Sun Dec 8th through Sat the 14th, 2019 at Vancouver Convention Center
The paper is original. The authors, despite similarities to LSGAN (Mao et al., 2017) do provide generality over the technique and provide theoretical guarantees about this. Overall, the paper quality is Okay. While there was some work to defend their claims, they are not fully backed up. First, they use discrepancy as both a loss function and a measure of performance. Of course their model would perform better on that metric: it's been directly trained to do so. A loss function is supposed to be a stand-in approximation for the true task for the model (E.g. no one is optimizing models for the end goal of reducing BCE loss, but rather, increasing accuracy or F1-scores on a test set), comparing losses directly is not useful. A better result would show the model performing better on some other metric (e.g. average performance of identically initialized networks on a test set trained only using generated data). Also a concern: selection of the hypothesis sets for the approximation of discrepancy, as far as I can tell, is not addressed beyond general phrases like "the set of linear mappings on the embedded samples." (This is excepting, of course, the linear case where they show it to be twice the largest eigenvalue of M(theta)) There should theoretically be an infinite number of linear mappings on the embedded samples, so how do they subselect? That would be something I'd like seen in the paper, or, at least, made more clear. Other small issues with the paper include some grammatical mistakes.
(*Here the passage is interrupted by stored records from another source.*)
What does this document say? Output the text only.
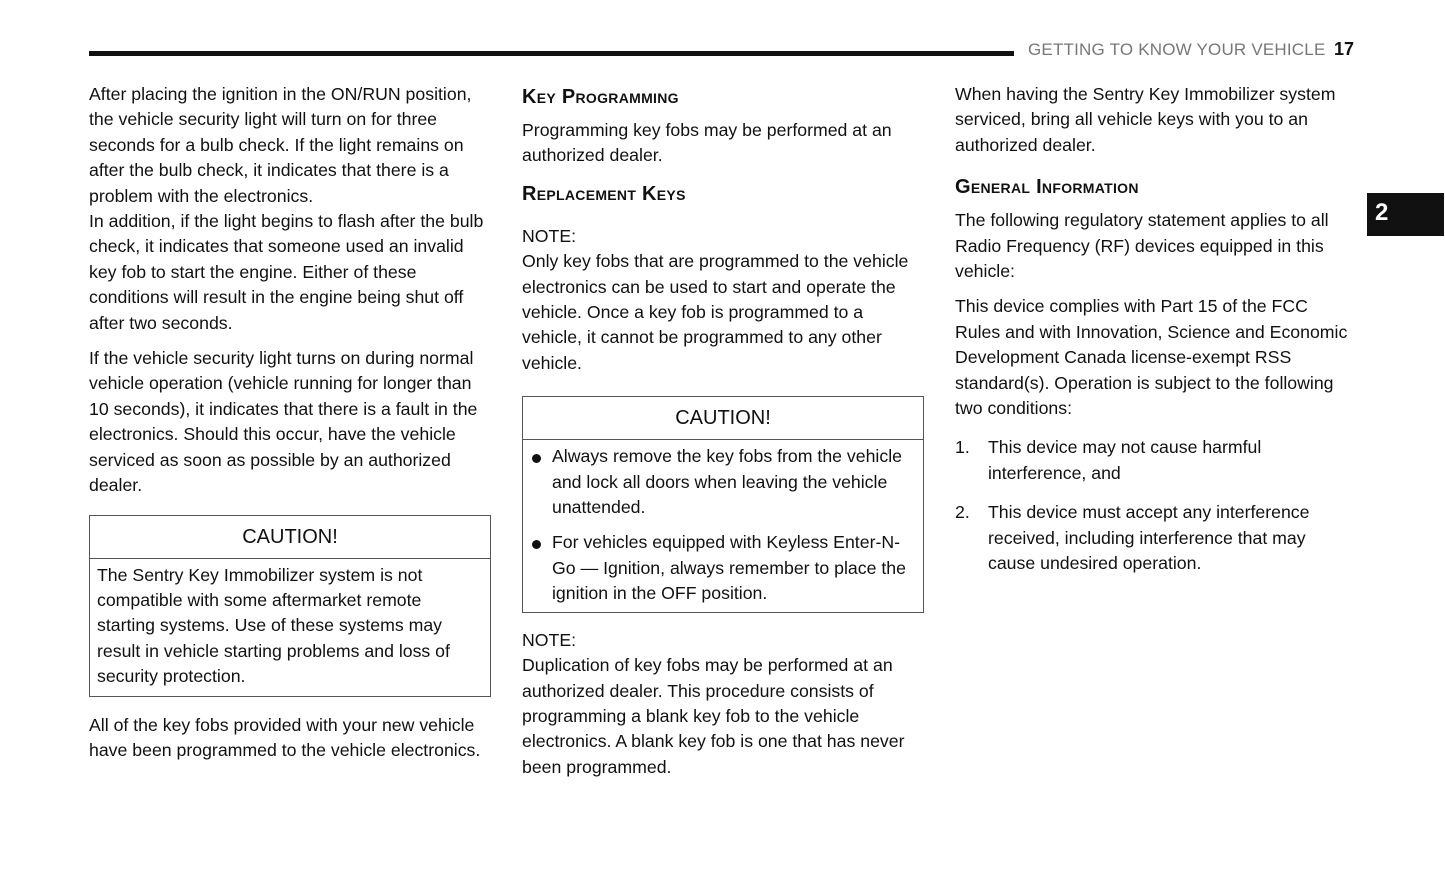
GETTING TO KNOW YOUR VEHICLE 17
2

After placing the ignition in the ON/RUN position, the vehicle security light will turn on for three seconds for a bulb check. If the light remains on after the bulb check, it indicates that there is a problem with the electronics.

In addition, if the light begins to flash after the bulb check, it indicates that someone used an invalid key fob to start the engine. Either of these conditions will result in the engine being shut off after two seconds.

If the vehicle security light turns on during normal vehicle operation (vehicle running for longer than 10 seconds), it indicates that there is a fault in the electronics. Should this occur, have the vehicle serviced as soon as possible by an authorized dealer.

CAUTION!

The Sentry Key Immobilizer system is not compatible with some aftermarket remote starting systems. Use of these systems may result in vehicle starting problems and loss of security protection.

All of the key fobs provided with your new vehicle have been programmed to the vehicle electronics.

Key Programming

Programming key fobs may be performed at an authorized dealer.

Replacement Keys

NOTE:

Only key fobs that are programmed to the vehicle electronics can be used to start and operate the vehicle. Once a key fob is programmed to a vehicle, it cannot be programmed to any other vehicle.

CAUTION!
Always remove the key fobs from the vehicle and lock all doors when leaving the vehicle unattended.
For vehicles equipped with Keyless Enter-N-Go — Ignition, always remember to place the ignition in the OFF position.

NOTE:

Duplication of key fobs may be performed at an authorized dealer. This procedure consists of programming a blank key fob to the vehicle electronics. A blank key fob is one that has never been programmed.

When having the Sentry Key Immobilizer system serviced, bring all vehicle keys with you to an authorized dealer.

General Information

The following regulatory statement applies to all Radio Frequency (RF) devices equipped in this vehicle:

This device complies with Part 15 of the FCC Rules and with Innovation, Science and Economic Development Canada license-exempt RSS standard(s). Operation is subject to the following two conditions:

1. This device may not cause harmful interference, and
2. This device must accept any interference received, including interference that may cause undesired operation.
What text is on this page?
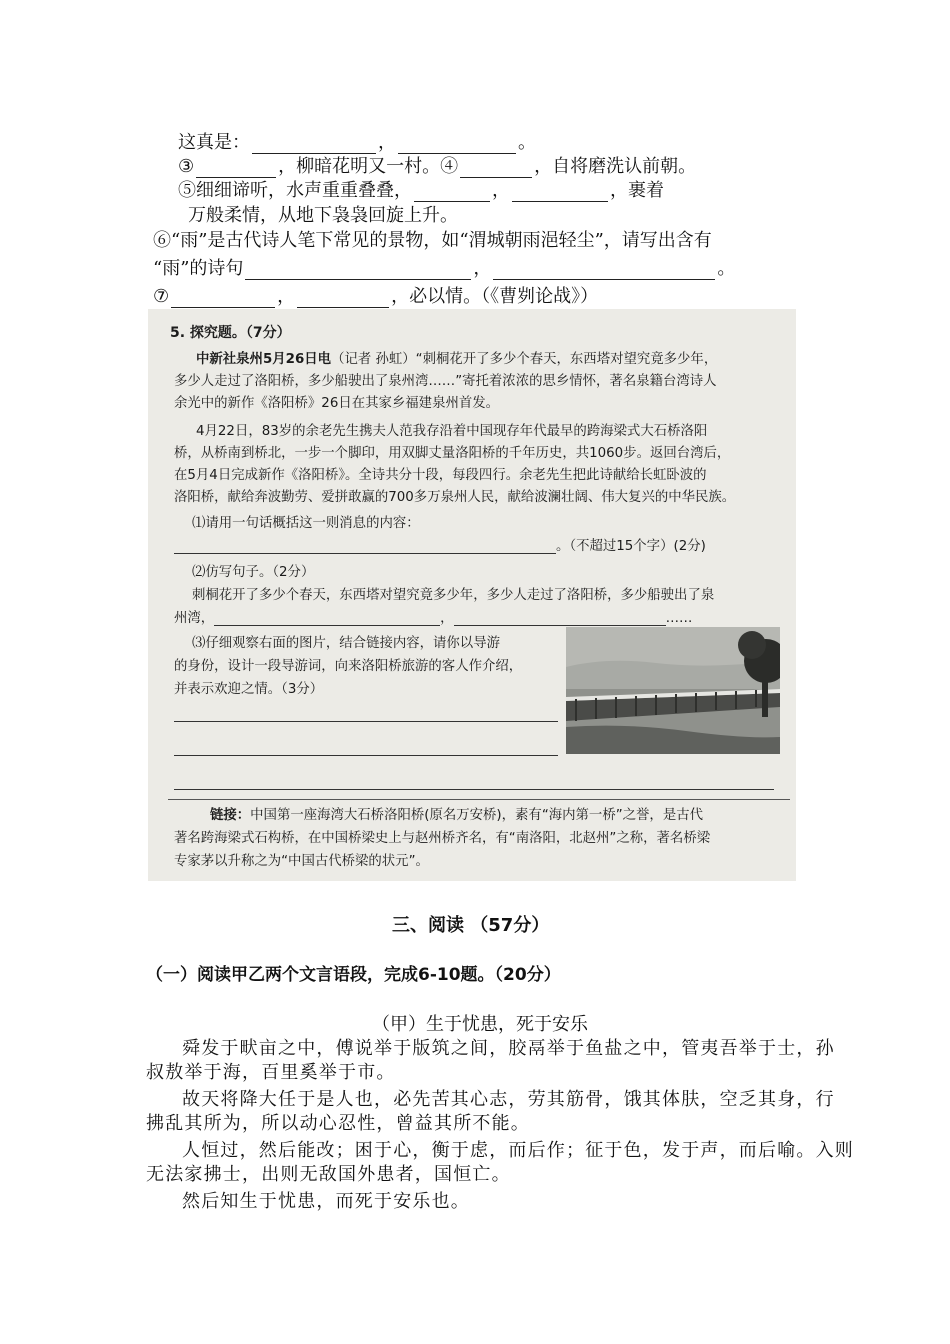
这真是：	，	。
③	，柳暗花明又一村。④	，自将磨洗认前朝。
⑤细细谛听，水声重重叠叠，	，	，裹着
万般柔情，从地下袅袅回旋上升。
⑥“雨”是古代诗人笔下常见的景物，如“渭城朝雨浥轻尘”，请写出含有
“雨”的诗句	，	。
⑦	，	，必以情。（《曹刿论战》）
5. 探究题。（7分）
中新社泉州5月26日电（记者 孙虹）“刺桐花开了多少个春天，东西塔对望究竟多少年，
多少人走过了洛阳桥，多少船驶出了泉州湾……”寄托着浓浓的思乡情怀，著名泉籍台湾诗人
余光中的新作《洛阳桥》26日在其家乡福建泉州首发。
4月22日，83岁的余老先生携夫人范我存沿着中国现存年代最早的跨海梁式大石桥洛阳
桥，从桥南到桥北，一步一个脚印，用双脚丈量洛阳桥的千年历史，共1060步。返回台湾后，
在5月4日完成新作《洛阳桥》。全诗共分十段，每段四行。余老先生把此诗献给长虹卧波的
洛阳桥，献给奔波勤劳、爱拼敢赢的700多万泉州人民，献给波澜壮阔、伟大复兴的中华民族。
⑴请用一句话概括这一则消息的内容：
。（不超过15个字）(2分)
⑵仿写句子。（2分）
刺桐花开了多少个春天，东西塔对望究竟多少年，多少人走过了洛阳桥，多少船驶出了泉
州湾，	，	……
⑶仔细观察右面的图片，结合链接内容，请你以导游
的身份，设计一段导游词，向来洛阳桥旅游的客人作介绍，
并表示欢迎之情。（3分）
链接：中国第一座海湾大石桥洛阳桥(原名万安桥)，素有“海内第一桥”之誉，是古代
著名跨海梁式石构桥，在中国桥梁史上与赵州桥齐名，有“南洛阳，北赵州”之称，著名桥梁
专家茅以升称之为“中国古代桥梁的状元”。
三、阅读 （57分）
（一）阅读甲乙两个文言语段，完成6-10题。（20分）
（甲）生于忧患，死于安乐
舜发于畎亩之中，傅说举于版筑之间，胶鬲举于鱼盐之中，管夷吾举于士，孙
叔敖举于海，百里奚举于市。
故天将降大任于是人也，必先苦其心志，劳其筋骨，饿其体肤，空乏其身，行
拂乱其所为，所以动心忍性，曾益其所不能。
人恒过，然后能改；困于心，衡于虑，而后作；征于色，发于声，而后喻。入则
无法家拂士，出则无敌国外患者，国恒亡。
然后知生于忧患，而死于安乐也。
This papers proposes to use a discrepancy measure where an hypothesis set and a loss function are part of the discrepancy definition. In this very well written paper, the Authors make a compelling case for the potential benefits of a discrepancy measure capable of distinguishing distributions which would be considered as close by the Wasserstein Distance. The supplemental material is also a great addition to the flow of the paper allowing the Authors to clearly demonstrate their points. The DGAN derivations allow for a closed form solutions which can be generalized to a more complex hypothesis set if an embedding network is employed first. The paper is very convincing at presenting the potential advantages if one knows which loss and has a good enough set of hypotheses (from the embedding network). However, there is a bit of a sense of let down in the experimental section. The results for GAN training gets only a short treatment in 4.1 when it could have been a very strong point for the use of discrepancy. The results (7.02 IS, 32.7 FID) are reasonable but not a clear separator from other GAN methods. It would have been nice to have a thorough set of experiments there, instead of for ensembling. The EDGAN approach is working. However it is not as compelling a task as pure Generation. The model basically learns to ignore high discrepancy models and uses only output of a few low discrepancy models (as seen in weights in Table 4 in Supplemental) which is pretty much what intuition would dictate if you hand-picked the interpolation weights. You basically estimate your whole technique based on picking only 5 linear weights... If ensembling is the key to comparing your technique, some other methods out there (wasserstein model ensembling in ICLR'19) are also showing some decent results beyond model averaging. Overall a very good paper, experimental results could have focused more on DGAN than EDGAN. Note: line 205, should 'H' be the same font of the other hypothesis sets elsewhere in the paper? --------------- Thanks for the authors' rebuttal. I am maintaining my score of 7.
This paper considers learning generative adversarial networks (GAN) with the proposed generalized discrepancy between the data distribution P and generative model distribution Q. The discrepancy is novel in the sense that it takes the hypothesis set and the loss function into consideration. The proposed discrepancy subsumes Wasserstein distance and MMD as a special case by setting a proper class of hypothesis set and loss function. The author then proposed DGAN and EDGAN algorithms where they consider the set of linear functions with a bounded norm and loss function using square loss. Due to the restricted class of hypothesis set, the discrepancy has a closed-form simple estimation, which is very similar to matching covariance matrix of the data. For the EDGAN algorithm, they propose to learn the combination weights of a mixture of pretrained generators, which is a simple convex optimization problem. In short, the overall writing is clear and the setup is novel with the solid theoretical analysis.